L’esclavage en Mauritanie vu par Biram Ould Dah   
09/05/2009

Témoignage de Biram Dah ABEÏD, défenseur des Droits Humains, membre de SOS-ESCLAVES, Président de l’Initiative de Résistances du Mouvement Abolitionniste dans une conference sur le theme la persistance de l’esclavage en Afrique : cas de la Mauritanie à l’université Aix-Marseille Paul Cezanne III.

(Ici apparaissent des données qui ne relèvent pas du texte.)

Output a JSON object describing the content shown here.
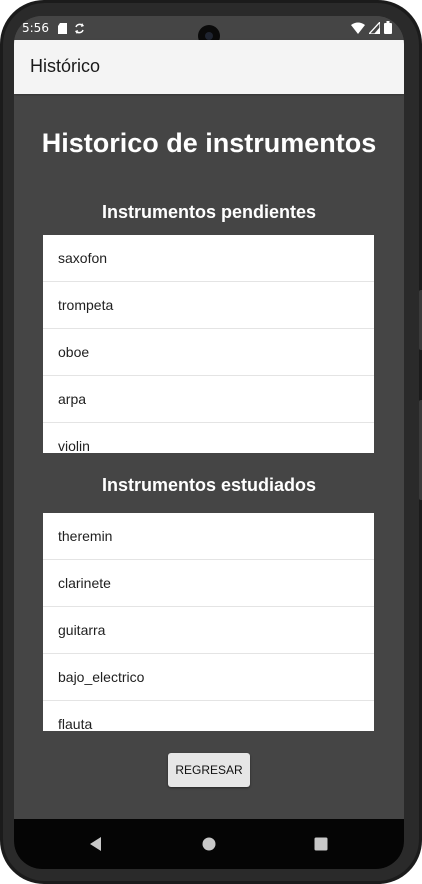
{
  "status_bar": {
    "time": "5:56",
    "left_icons": [
      "sd-card-icon",
      "sync-icon"
    ],
    "right_icons": [
      "wifi-icon",
      "cell-signal-icon",
      "battery-icon"
    ]
  },
  "app_bar": {
    "title": "Histórico"
  },
  "main": {
    "title": "Historico de instrumentos",
    "pending": {
      "title": "Instrumentos pendientes",
      "items": [
        "saxofon",
        "trompeta",
        "oboe",
        "arpa",
        "violin"
      ]
    },
    "studied": {
      "title": "Instrumentos estudiados",
      "items": [
        "theremin",
        "clarinete",
        "guitarra",
        "bajo_electrico",
        "flauta"
      ]
    },
    "back_button": "REGRESAR"
  },
  "nav_bar": {
    "buttons": [
      "back-icon",
      "home-icon",
      "recents-icon"
    ]
  },
  "colors": {
    "content_bg": "#454545",
    "app_bar_bg": "#f4f4f4",
    "list_bg": "#ffffff",
    "button_bg": "#e6e6e6",
    "nav_bg": "#050505"
  }
}
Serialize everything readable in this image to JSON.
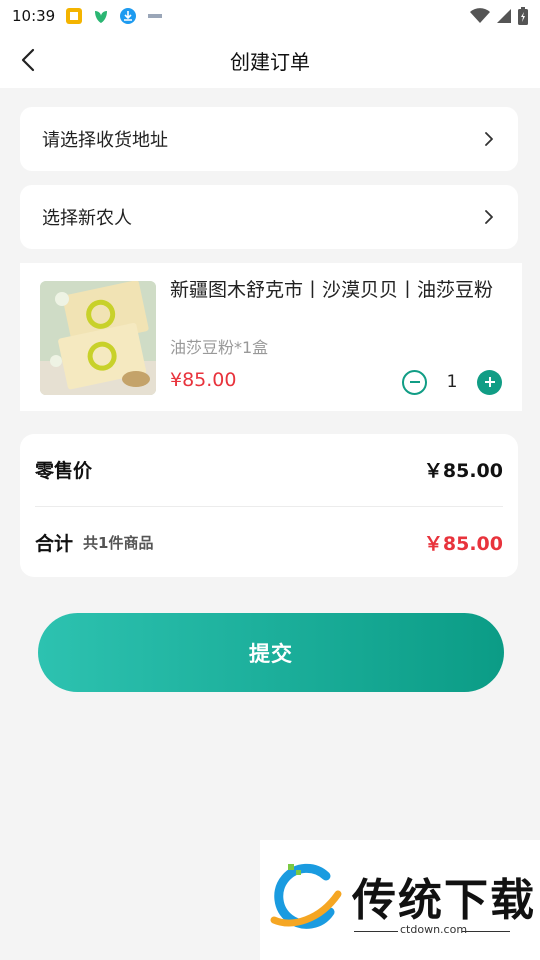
{
  "status_bar": {
    "time": "10:39"
  },
  "header": {
    "title": "创建订单"
  },
  "address_row": {
    "label": "请选择收货地址"
  },
  "farmer_row": {
    "label": "选择新农人"
  },
  "product": {
    "title": "新疆图木舒克市丨沙漠贝贝丨油莎豆粉",
    "spec": "油莎豆粉*1盒",
    "price": "¥85.00",
    "quantity": "1"
  },
  "summary": {
    "retail_label": "零售价",
    "retail_value": "￥85.00",
    "total_label": "合计",
    "total_count": "共1件商品",
    "total_value": "￥85.00"
  },
  "submit": {
    "label": "提交"
  },
  "watermark": {
    "name": "传统下载",
    "url": "ctdown.com"
  },
  "colors": {
    "accent": "#119d85",
    "price_red": "#e8333c"
  },
  "icons": [
    "back-arrow-icon",
    "chevron-right-icon",
    "minus-circle-icon",
    "plus-circle-icon",
    "wifi-icon",
    "signal-icon",
    "battery-icon"
  ]
}
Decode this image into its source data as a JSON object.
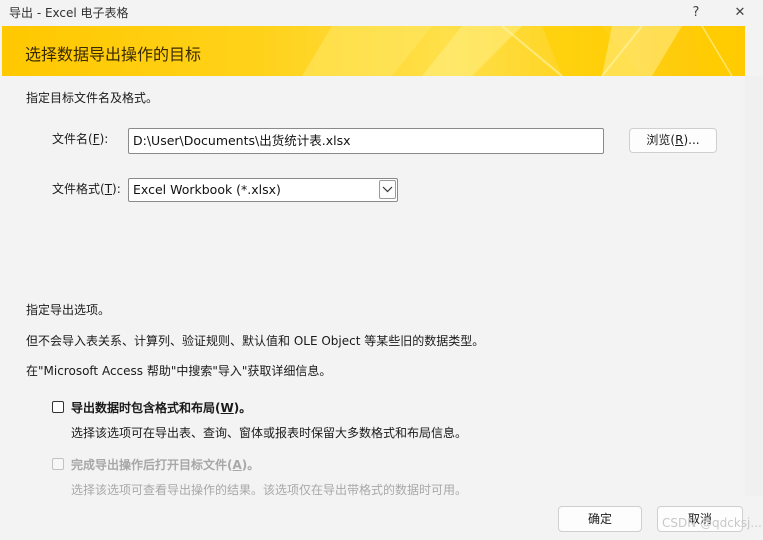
{
  "window": {
    "title": "导出 - Excel 电子表格",
    "help_glyph": "?",
    "close_glyph": "✕"
  },
  "banner": {
    "title": "选择数据导出操作的目标",
    "accent_color": "#ffc800"
  },
  "destination": {
    "instruction": "指定目标文件名及格式。",
    "file_name_label": "文件名(",
    "file_name_key": "F",
    "file_name_suffix": "):",
    "file_name_value": "D:\\User\\Documents\\出货统计表.xlsx",
    "browse_label": "浏览(",
    "browse_key": "R",
    "browse_suffix": ")...",
    "file_format_label": "文件格式(",
    "file_format_key": "T",
    "file_format_suffix": "):",
    "file_format_value": "Excel Workbook (*.xlsx)"
  },
  "options": {
    "heading": "指定导出选项。",
    "note": "但不会导入表关系、计算列、验证规则、默认值和 OLE Object 等某些旧的数据类型。",
    "help_hint": "在\"Microsoft Access 帮助\"中搜索\"导入\"获取详细信息。",
    "option1": {
      "label": "导出数据时包含格式和布局(",
      "key": "W",
      "suffix": ")。",
      "checked": false,
      "description": "选择该选项可在导出表、查询、窗体或报表时保留大多数格式和布局信息。"
    },
    "option2": {
      "label": "完成导出操作后打开目标文件(",
      "key": "A",
      "suffix": ")。",
      "checked": false,
      "enabled": false,
      "description": "选择该选项可查看导出操作的结果。该选项仅在导出带格式的数据时可用。"
    }
  },
  "footer": {
    "ok_label": "确定",
    "cancel_label": "取消",
    "watermark": "CSDN @qdcksj..."
  },
  "icons": {
    "close": "close-icon",
    "help": "help-icon",
    "dropdown": "chevron-down-icon"
  }
}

Quand on parle d’esclaves chez nous, en Afrique Saharo-Sahélienne, et précisément en Mauritanie, on entend par cela une classe qui ferme la marche de l’escalier féodal séculairement hiérarchisé de nos sociétés. Ces esclaves sont, pour le commun des hommes de notre sous-région, et pour eux-mêmes, la propriété de gens libres qui se les transmettent par héritage ou se les partagent. Les maîtres peuvent aussi affranchir leurs esclaves en leurs concédant une attestation verbale ou écrite d’affranchissement, donc de libération. Un maître a aussi le droit de céder un ou plusieurs esclaves pour l’occasion des naissances ou des mariages à un nouveau né ou une mariée qui lui sont chers. Les esclaves sont aussi passibles d’être gagés, loués ou tout simplement laissés libres dans tous mouvements ou activités, pourvu que les maître bénéficient de temps à autres des revenus de leur labeur. Ces redevances sont perçues lors de rondes régulières que les maîtres effectuent aux demeures et lieux où leurs esclaves sont en activité autonome mais imposable. De toutes façons, les fondements des relations entre maître et esclave, entre anciens maître et anciens esclaves (affranchis) par le passé comme de nos jours s’articulent autour de l’inégalité immuable et de naissance, le devoir de soumission, le droit à la préséance et l’exploitation de l’Homme par l’Homme.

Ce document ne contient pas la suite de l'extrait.